Tracy looked concerned; Vince looked alarmed. “This is getting too big.” He looked at Tracy, his eyes wide. “The more this goes on the scarier this shit is getting. It’s like everywhere we turn something else is just hitting us.”
“Okay, let’s put some of this in perspective,” Tracy said. Whatever anger she had had upon entering the room seemed mostly gone as her tone of voice became serious. She still ignored Frank as she spoke mostly to Vince, but Frank could tell she was including him in her observations as well. “You haven’t called the police yet, which is a good thing. I’ve got a feeling that if you did they might have put two-and-two together and hauled you in for the shooting back in PA. Two, there is the shooting investigation to still think about. Have either of you been watching the news since you got back?”
Frank shook his head. “Not much. I scanned CNN a few hours ago and went online to see if there’s anything new and there’s nothing.”
“Okay, so I guess we have to assume they’re still looking for you.” Tracy turned to Vince.
“What about Mike?” Vince asked.
“My first concern was getting him out of his house,” Frank said. “Far as I knew, they could have been waiting for us in there. It looked like whoever hit the place did it a few days ago. The house was locked up and had that stuffiness a house gets when it’s been closed up for awhile.”
Tracy nodded. As much as Frank didn’t want to admit it, she was very much a part of the equation now. “So you think they broke in when his wife was home? You think they kidnapped her or something?”

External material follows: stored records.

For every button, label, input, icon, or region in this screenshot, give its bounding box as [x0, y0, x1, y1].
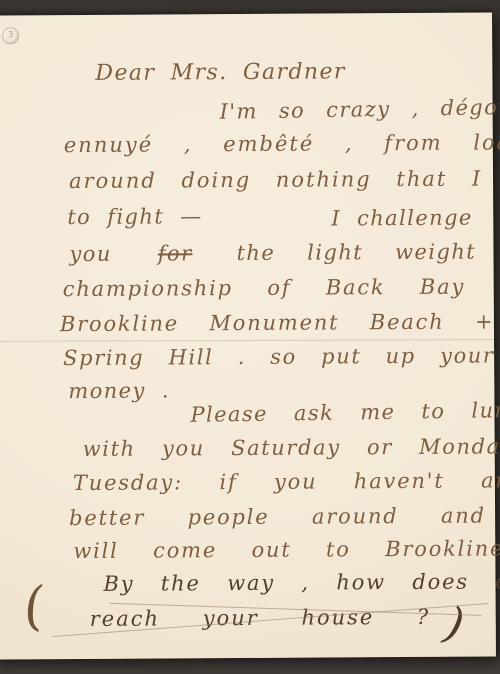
letter-line-15: will come out to Brookline .	[73, 536, 500, 563]
letter-salutation: Dear Mrs. Gardner	[95, 59, 346, 86]
letter-line-6: you for the light weight	[69, 240, 476, 266]
letter-line-5b: I challenge	[331, 206, 473, 231]
embossed-stamp: 3	[2, 27, 19, 44]
letter-line-11: Please ask me to lunch	[190, 398, 500, 427]
paper-fold-crease	[0, 339, 494, 342]
letter-line-12: with you Saturday or Monday or	[83, 434, 500, 461]
letter-line-9: Spring Hill . so put up your	[63, 343, 495, 370]
letter-line-14: better people around and I	[69, 503, 500, 530]
letter-line-5a: to fight —	[67, 204, 202, 229]
letter-line-17: reach your house ?	[90, 605, 431, 631]
annotation-open-paren: (	[20, 576, 47, 638]
letter-line-10: money .	[68, 378, 170, 403]
photo-background: 3 Dear Mrs. Gardner I'm so crazy , dégoû…	[0, 0, 500, 674]
letter-line-4: around doing nothing that I want	[69, 166, 500, 193]
letter-line-2: I'm so crazy , dégoûté	[219, 95, 500, 124]
letter-line-8: Brookline Monument Beach +	[60, 309, 495, 336]
letter-line-6-struck-word: for	[158, 241, 193, 265]
letter-line-6-word-you: you	[69, 242, 111, 266]
letter-page: 3 Dear Mrs. Gardner I'm so crazy , dégoû…	[0, 12, 496, 659]
letter-line-16: By the way , how does one	[103, 569, 500, 596]
letter-line-13: Tuesday: if you haven't any	[73, 468, 500, 495]
letter-line-7: championship of Back Bay	[63, 275, 466, 301]
letter-line-3: ennuyé , embêté , from loafing	[64, 130, 500, 157]
letter-line-6-rest: the light weight	[236, 240, 476, 265]
corner-mark: 3	[8, 30, 14, 40]
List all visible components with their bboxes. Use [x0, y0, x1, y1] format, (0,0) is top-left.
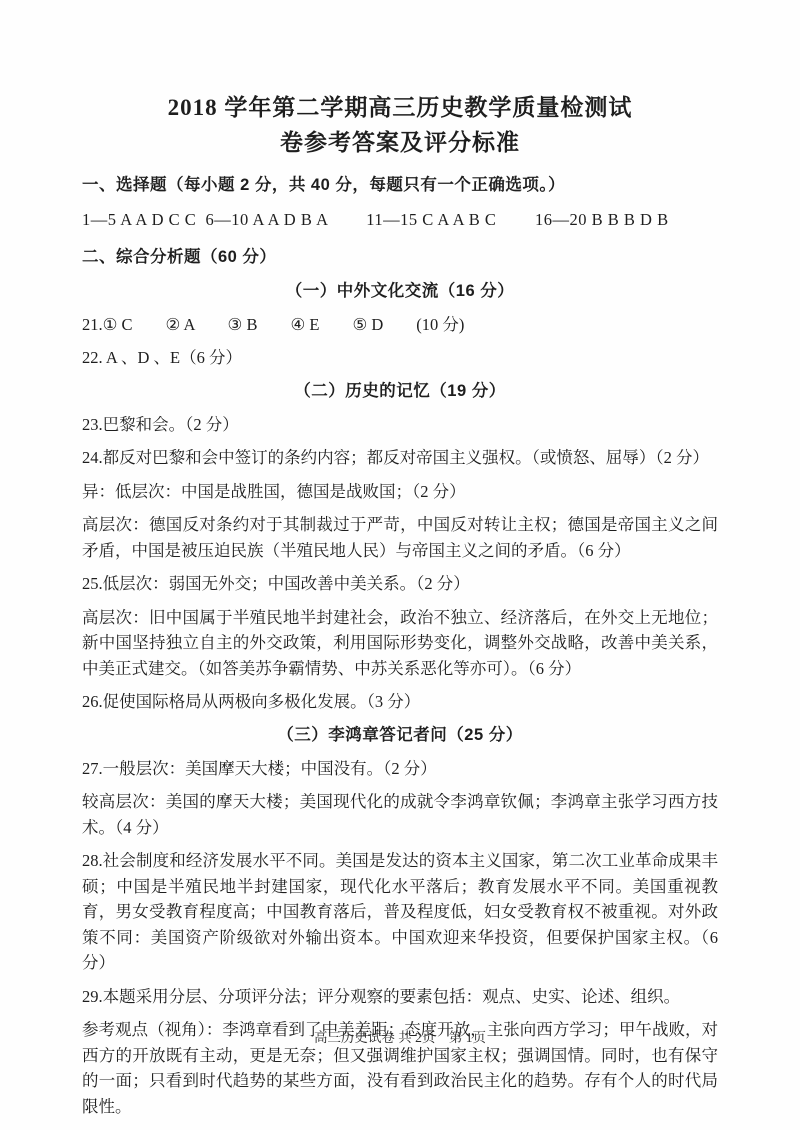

Frank shrugged. “Something happened. There was blood all over the bathroom and the master bedroom.”
“No sign of forced entry, right?” Vince asked.
“No.” Frank frowned. “Mike said he let himself in, just like always. The minute he walked in he saw the place was trashed.”
“I wonder if she let them in,” Tracy mused. She leaned against the desk. “You know, maybe they knocked on the door and she answered it and they forced their way in. They chased her upstairs and got her in the bathroom.”
“It’s possible.”
“You’re sure they took the key to that safe deposit box?” Vince asked Frank.
“Yeah.” Frank nodded, glancing at Mike. “We looked all over for it. Mike’s pretty sure they took it.”
“So they knew he was working on this, that he’s been keeping information on the investigation,” Vince continued. “That means they know about us.”
“That’s why I thought we should be together tonight,” Frank said. “You know, safety in numbers.”
“What do we do with him in the meantime?” Tracy motioned to Mike.
“Fuck if I know. I know the first thing we should do is go to his bank tomorrow and see if we can get to that safe deposit box. He has another key. Besides, I think he wigged out a little too hard about that thing. If his signature was the only one on file, nobody else can access it, even his wife. The bank would need some kind of death certificate or something for them to allow anybody else access to it.”
Vince nodded. “That’s true.” He looked down at Mike’s sleeping figure. “How long you think he’ll be out.”
“Till tomorrow morning.”
“So there’s nothing to do ’till then,” Vince said.
“Nope.”
“And we’re not going to the police,” Tracy said, addressing the statement to Vince and Frank.
Vince glanced at Frank, who shrugged. “No. I don’t think we should. Not yet. Going to the cops is going to cause a bunch of shit.”